Professor Simon Finfer
Professorial Fellow in Critical Care & Trauma, The George Institute, Australia
Simon Finfer is a Professorial Fellow in the Critical Care and Trauma Division at The George Institute for Global Health. He is a practicing critical care physician with an appointment as a Senior Staff Specialist at Royal North Shore Hospital and Director of Intensive Care at the Sydney Adventist Hospital, the largest not-for-profit hospital in New South Wales.
Simon is a Professor at the University of New South Wales, and a Clinical Professor at the University of Sydney. He is a past-Chair of the Australian and New Zealand Intensive Care Society (ANZICS) Clinical Trials Group. He chairs the Council of the International Sepsis Forum and is a member (Treasurer) of the Global Sepsis Alliance Executive. Simon is a member of the World Sepsis Day Steering Committee and recently co-chaired the 1st World Sepsis Congress, a two-day free online congress that attracted 14,000 registrants.
His postgraduate qualifications include Fellowships of the Royal Colleges of Physicians, the Royal College of Anaesthetists and the College of Intensive Care Medicine. He was elected to the ANZICS Honour Roll in 2011 and in 2012 he was awarded an honorary doctorate (Doctor of Medicine) by The Friedrich-Schiller University in Germany, an honour awarded once every 10 years. He is a Fellow of the Australian Academy of Health and Medical Sciences.
Simon’s major research interest is the design and conduct of large scale randomised controlled trials in critical care. Simon is active in forging major international research collaborations that have conducted large scale clinical trials and epidemiological research to improve the treatment of critically ill and injured patients. He has published over 150 peer-reviewed papers, many in the most prestigious journal in the world. He is frequently invited to lecture at major international conferences.
Simon is an Editor of The Oxford Textbook of Critical Care (2nd Ed.), the Critical Care Section Editor for The Oxford Textbook of Medicine (6th Ed.), and was a guest editor for The New England Journal of Medicine from 2012 - 2014.
Intravenous fluid therapy is one of the most common interventions in acutely ill patients.
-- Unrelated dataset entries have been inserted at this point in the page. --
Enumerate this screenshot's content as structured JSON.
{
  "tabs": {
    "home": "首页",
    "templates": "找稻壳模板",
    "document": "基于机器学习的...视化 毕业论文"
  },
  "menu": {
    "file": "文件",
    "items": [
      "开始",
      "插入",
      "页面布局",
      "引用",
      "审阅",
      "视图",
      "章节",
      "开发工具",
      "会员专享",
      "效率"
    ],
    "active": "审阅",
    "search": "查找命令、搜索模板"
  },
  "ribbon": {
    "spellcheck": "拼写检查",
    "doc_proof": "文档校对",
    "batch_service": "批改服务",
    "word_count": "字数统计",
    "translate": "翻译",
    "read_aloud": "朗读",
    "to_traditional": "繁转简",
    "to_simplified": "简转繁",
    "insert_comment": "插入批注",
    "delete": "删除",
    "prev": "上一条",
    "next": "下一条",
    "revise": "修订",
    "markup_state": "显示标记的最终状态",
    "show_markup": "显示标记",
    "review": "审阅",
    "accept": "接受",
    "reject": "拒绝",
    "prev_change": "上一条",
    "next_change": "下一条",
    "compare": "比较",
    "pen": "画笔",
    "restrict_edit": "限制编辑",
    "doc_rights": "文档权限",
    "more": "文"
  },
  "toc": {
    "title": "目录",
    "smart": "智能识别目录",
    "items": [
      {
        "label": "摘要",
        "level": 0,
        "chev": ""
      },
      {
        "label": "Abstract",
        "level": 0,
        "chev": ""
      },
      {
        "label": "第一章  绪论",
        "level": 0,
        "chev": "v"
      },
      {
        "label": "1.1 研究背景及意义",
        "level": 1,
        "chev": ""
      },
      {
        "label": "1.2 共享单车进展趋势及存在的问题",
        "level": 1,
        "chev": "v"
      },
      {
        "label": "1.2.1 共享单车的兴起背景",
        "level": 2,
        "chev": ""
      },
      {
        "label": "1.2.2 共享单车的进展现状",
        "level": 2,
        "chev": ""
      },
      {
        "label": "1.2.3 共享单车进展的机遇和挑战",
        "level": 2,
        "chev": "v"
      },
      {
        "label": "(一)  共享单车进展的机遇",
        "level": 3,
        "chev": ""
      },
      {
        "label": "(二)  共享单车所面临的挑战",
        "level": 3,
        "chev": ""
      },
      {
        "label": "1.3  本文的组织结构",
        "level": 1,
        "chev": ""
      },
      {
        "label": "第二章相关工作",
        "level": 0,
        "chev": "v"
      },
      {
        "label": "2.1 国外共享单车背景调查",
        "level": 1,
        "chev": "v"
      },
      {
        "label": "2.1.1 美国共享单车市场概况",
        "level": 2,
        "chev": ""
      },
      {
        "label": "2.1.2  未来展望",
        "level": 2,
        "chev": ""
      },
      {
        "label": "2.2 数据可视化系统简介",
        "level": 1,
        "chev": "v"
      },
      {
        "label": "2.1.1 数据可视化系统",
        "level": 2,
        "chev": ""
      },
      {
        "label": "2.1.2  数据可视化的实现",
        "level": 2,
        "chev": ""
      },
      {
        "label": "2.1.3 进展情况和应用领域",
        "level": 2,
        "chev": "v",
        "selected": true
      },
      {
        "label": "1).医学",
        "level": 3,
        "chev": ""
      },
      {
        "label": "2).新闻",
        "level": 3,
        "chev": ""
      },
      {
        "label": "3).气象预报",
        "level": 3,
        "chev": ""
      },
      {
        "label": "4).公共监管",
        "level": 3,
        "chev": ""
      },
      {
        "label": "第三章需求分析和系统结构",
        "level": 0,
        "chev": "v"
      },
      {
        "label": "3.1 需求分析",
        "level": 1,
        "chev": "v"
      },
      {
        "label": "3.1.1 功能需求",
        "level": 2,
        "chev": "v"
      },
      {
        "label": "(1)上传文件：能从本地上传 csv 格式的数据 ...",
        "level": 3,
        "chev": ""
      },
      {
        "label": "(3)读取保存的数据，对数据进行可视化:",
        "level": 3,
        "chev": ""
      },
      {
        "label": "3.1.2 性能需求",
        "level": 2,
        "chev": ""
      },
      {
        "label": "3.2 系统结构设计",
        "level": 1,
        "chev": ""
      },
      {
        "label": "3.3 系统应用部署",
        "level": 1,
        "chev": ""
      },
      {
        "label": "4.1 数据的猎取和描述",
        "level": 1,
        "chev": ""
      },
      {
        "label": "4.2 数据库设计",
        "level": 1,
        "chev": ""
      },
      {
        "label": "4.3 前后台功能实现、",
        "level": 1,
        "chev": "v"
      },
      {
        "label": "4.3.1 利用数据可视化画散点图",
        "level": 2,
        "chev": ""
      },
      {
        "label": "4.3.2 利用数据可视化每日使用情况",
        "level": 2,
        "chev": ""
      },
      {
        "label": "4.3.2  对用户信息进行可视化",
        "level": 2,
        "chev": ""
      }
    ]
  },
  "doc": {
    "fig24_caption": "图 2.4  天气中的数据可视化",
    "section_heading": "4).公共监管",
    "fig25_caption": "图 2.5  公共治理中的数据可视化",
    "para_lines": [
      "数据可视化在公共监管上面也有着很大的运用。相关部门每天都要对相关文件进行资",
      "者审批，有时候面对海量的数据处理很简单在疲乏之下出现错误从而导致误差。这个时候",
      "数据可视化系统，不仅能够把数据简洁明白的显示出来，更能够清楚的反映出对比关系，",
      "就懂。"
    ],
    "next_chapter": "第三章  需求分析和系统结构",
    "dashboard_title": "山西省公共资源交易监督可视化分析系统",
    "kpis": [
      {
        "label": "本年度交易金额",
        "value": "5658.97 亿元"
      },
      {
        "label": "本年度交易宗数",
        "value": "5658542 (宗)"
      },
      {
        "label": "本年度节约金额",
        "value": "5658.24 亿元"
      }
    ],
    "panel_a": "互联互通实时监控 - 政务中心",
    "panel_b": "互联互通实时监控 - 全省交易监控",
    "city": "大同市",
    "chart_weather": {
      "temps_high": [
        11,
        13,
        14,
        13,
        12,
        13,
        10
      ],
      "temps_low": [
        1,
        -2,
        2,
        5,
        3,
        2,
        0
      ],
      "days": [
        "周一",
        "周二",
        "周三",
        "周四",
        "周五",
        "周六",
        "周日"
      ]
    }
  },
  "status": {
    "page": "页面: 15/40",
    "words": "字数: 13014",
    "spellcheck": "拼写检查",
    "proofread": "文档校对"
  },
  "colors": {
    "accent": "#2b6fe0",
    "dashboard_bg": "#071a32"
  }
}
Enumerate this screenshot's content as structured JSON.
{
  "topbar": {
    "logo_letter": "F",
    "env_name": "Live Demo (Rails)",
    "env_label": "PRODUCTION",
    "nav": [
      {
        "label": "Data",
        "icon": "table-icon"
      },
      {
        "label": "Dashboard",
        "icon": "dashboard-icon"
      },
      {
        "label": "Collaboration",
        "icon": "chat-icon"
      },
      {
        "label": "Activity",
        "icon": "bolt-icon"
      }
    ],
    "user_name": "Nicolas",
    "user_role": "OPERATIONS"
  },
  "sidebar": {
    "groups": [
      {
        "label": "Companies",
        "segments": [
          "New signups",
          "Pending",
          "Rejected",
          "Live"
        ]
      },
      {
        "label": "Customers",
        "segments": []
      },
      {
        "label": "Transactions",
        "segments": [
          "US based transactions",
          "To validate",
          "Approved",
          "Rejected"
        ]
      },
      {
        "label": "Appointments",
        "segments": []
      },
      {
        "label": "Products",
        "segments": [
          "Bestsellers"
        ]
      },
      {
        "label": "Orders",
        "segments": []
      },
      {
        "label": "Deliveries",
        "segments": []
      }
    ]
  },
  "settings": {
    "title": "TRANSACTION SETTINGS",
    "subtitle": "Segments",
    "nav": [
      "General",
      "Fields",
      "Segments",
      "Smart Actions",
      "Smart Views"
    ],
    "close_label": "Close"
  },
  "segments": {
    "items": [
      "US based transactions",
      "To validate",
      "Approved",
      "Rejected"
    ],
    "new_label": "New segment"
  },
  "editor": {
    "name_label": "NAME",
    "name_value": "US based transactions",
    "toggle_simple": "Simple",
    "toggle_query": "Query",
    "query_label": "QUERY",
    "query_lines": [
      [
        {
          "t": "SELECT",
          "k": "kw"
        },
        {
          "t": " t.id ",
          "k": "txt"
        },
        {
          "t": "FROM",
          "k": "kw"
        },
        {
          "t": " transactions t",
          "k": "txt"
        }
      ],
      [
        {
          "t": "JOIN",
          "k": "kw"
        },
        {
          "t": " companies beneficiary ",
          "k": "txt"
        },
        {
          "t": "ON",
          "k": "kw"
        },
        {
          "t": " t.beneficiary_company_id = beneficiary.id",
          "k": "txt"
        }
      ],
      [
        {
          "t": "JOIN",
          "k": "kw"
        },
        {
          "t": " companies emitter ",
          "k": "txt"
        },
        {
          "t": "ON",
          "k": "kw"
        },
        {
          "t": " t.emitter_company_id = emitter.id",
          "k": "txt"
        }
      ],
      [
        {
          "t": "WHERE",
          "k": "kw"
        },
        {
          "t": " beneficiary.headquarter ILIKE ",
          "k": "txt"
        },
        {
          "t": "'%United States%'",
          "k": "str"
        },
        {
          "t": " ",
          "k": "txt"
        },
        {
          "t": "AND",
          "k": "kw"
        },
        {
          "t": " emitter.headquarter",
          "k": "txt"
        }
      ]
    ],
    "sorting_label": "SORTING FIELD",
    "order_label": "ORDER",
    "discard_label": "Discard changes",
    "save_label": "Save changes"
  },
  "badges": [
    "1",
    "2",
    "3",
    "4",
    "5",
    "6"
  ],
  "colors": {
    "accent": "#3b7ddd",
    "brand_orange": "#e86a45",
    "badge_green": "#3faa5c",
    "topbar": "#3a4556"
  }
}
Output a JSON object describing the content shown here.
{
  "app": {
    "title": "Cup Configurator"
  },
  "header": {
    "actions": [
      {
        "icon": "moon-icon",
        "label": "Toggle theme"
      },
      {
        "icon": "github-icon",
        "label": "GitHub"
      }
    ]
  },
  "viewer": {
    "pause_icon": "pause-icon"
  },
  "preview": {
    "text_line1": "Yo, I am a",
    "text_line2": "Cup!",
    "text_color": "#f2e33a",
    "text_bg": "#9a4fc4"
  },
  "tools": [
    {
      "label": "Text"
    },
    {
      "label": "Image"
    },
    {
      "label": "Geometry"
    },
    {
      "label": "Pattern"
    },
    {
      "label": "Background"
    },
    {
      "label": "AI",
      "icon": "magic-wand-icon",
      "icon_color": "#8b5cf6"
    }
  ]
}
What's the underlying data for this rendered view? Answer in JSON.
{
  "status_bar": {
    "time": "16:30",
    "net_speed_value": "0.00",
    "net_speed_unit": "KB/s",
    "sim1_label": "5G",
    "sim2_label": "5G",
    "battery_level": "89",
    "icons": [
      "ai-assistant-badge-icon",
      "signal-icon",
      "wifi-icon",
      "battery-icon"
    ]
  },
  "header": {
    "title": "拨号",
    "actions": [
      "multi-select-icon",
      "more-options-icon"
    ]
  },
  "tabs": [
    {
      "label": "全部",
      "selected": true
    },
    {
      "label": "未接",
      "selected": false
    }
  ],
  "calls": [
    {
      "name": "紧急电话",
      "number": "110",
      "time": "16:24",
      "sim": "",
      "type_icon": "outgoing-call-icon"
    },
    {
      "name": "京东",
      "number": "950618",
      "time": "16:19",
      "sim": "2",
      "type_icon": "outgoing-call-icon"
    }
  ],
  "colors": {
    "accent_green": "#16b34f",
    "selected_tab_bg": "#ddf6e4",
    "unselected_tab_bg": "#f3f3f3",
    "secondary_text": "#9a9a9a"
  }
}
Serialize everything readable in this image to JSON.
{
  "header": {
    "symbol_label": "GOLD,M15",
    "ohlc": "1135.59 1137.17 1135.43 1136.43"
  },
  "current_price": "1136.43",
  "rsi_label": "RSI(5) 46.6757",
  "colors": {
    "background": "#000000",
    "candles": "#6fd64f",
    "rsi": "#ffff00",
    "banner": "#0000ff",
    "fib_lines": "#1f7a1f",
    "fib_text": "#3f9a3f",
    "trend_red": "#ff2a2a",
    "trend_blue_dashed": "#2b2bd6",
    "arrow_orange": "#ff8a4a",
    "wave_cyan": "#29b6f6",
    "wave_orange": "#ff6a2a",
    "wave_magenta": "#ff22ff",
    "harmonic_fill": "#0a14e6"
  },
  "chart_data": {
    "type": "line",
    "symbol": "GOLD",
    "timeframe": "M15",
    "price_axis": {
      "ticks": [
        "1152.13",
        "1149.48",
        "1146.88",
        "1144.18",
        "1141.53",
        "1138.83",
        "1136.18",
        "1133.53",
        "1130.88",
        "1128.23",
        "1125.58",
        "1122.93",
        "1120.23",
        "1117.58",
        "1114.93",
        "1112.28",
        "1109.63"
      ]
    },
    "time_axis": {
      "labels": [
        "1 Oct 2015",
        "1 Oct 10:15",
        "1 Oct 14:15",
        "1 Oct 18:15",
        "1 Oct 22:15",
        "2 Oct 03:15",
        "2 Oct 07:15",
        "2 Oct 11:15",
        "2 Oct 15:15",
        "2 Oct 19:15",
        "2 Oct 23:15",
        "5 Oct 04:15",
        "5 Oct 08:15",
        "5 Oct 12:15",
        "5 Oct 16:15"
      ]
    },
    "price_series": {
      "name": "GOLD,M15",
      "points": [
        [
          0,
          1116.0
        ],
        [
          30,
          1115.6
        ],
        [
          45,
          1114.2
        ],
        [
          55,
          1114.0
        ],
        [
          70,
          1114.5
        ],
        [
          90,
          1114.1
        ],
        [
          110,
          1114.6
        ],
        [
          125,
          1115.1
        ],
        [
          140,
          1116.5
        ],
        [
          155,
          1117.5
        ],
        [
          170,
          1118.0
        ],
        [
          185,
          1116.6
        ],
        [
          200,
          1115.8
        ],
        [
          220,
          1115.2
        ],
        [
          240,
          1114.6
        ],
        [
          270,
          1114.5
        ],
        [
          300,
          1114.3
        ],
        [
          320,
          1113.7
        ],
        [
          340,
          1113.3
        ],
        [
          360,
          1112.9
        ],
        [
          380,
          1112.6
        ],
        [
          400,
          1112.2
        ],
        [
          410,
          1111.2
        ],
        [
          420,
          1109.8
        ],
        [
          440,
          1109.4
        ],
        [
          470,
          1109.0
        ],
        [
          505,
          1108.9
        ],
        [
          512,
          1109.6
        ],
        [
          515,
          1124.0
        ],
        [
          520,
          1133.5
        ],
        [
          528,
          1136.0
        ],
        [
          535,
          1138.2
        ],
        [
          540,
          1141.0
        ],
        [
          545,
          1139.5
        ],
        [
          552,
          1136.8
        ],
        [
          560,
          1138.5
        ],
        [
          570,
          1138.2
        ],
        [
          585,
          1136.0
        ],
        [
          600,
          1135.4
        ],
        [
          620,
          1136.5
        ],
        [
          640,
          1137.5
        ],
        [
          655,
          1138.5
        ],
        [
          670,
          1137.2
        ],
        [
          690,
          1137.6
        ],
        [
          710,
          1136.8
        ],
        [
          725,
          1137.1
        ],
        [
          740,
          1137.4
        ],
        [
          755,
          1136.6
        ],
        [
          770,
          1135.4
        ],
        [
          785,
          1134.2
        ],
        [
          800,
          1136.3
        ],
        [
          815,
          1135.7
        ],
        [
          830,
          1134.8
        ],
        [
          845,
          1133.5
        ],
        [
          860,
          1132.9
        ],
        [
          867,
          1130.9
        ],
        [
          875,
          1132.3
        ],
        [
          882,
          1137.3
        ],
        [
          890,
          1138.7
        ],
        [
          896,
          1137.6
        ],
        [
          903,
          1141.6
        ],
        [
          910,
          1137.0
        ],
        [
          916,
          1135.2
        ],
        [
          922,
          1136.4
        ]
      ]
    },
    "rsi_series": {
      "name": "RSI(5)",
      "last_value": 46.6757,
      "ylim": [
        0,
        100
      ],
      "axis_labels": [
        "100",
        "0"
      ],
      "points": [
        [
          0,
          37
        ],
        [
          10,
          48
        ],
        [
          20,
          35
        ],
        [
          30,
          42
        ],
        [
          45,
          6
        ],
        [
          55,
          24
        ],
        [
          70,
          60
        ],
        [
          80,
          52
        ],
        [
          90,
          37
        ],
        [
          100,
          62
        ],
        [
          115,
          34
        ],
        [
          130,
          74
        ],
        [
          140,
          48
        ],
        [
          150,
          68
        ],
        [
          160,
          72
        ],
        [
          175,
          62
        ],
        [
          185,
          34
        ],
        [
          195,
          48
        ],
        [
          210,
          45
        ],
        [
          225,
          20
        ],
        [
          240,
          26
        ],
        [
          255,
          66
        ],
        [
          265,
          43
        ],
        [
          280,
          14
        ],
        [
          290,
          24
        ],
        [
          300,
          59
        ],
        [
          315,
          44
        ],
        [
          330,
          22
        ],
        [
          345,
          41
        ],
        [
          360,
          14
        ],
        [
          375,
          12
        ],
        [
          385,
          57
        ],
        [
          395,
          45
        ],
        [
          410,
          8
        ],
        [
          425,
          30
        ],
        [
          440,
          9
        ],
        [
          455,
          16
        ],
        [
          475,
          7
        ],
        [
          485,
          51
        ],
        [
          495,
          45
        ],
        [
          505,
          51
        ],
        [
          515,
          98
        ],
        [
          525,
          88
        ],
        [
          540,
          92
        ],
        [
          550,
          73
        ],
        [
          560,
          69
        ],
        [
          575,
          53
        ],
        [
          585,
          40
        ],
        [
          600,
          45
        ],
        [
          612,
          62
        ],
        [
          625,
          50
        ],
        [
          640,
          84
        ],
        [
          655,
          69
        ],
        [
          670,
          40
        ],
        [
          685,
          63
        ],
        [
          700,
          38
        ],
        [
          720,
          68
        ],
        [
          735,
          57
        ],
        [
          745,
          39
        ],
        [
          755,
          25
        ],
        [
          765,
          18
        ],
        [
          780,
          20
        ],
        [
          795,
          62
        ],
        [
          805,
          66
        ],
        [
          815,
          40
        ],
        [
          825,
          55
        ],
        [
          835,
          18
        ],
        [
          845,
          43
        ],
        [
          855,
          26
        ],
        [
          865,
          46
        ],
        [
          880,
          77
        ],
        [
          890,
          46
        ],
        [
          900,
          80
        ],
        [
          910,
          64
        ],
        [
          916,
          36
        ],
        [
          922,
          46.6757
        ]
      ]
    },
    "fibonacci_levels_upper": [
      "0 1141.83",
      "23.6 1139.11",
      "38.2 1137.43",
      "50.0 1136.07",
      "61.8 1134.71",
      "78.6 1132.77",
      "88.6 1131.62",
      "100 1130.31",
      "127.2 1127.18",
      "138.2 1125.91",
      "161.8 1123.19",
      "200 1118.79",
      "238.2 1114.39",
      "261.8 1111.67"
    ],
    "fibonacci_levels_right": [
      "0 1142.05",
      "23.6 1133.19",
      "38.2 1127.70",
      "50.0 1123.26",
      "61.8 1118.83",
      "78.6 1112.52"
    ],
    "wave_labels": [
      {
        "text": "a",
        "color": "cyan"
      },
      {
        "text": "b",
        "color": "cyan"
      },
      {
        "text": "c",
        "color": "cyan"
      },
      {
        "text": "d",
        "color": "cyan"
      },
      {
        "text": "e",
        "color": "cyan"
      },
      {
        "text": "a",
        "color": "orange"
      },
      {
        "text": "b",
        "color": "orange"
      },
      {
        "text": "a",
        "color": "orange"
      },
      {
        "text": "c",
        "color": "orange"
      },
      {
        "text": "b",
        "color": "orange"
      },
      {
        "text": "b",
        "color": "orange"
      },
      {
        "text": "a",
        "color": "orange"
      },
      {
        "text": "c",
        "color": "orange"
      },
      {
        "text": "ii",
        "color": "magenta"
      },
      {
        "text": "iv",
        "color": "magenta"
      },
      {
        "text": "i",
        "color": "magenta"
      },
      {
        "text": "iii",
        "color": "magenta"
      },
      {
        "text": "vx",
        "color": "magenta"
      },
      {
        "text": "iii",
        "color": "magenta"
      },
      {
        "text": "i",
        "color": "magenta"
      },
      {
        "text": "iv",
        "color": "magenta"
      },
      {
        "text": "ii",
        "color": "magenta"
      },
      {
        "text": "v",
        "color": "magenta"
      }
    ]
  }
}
Each day, over 20% of patients in intensive care units (ICUs) receive intravenous fluid resuscitation and more than 30% receive fluid resuscitation during their first day in the ICU. Virtually all hospitalized patients receive intravenous fluid to maintain hydration and as diluents for drug administration. Until recently, the amount and type of fluids administered was based on a theory described over 100 years ago, much of which is inconsistent with current physiological data and emerging knowledge. Despite their widespread use, various fluids for intravenous administration entered clinical practice without a robust evaluation of their safety and efficacy. High-quality, investigator-initiated studies have revealed that some of these fluids, notably hydroxyethyl starch and other synthetic colloids, have unacceptable toxicity; as a result, several have been withdrawn from the market whereas others, controversially, are still in use. The belief that dehydration and hypovolaemia can cause or worsen kidney and other vital organ injury has resulted in liberal approaches to fluid therapy and the view that fluid overload and tissue oedema are ‘normal’ during critical illness; this is quite possibly harming patients. Increasing evidence indicates that restrictive fluid strategies might improve outcomes. For generic use, a buffered salt solution such as Plasmalyte or Hartmanns (Lactated Ringers) is a safe first choice. In patients with septic shock not responding to crystalloid resuscitation, albumin is a rationale second choice. Although the evidence is less clear, normal saline should be the first choice for a patient with acute brain injuries; albumin in a hypotonic carrier fluid is contraindicated for such patients. There is no role for hydroxyethyl starch solutions is acutely or critically ill patients and their continued use harms patients.
By the end of this lecture the attendee will be able to:
- Understand current trends in fluid resuscitation practices around the world
- Understand current theory behind choice of fluids for critically ill patients
- Understand the harms associated with some available fluids
- Appreciate the body of evidence in favour of one fluid over another and the gaps in the evidence
This lecture is equal to 1 CE Contact Hour and 1 CPD Hour.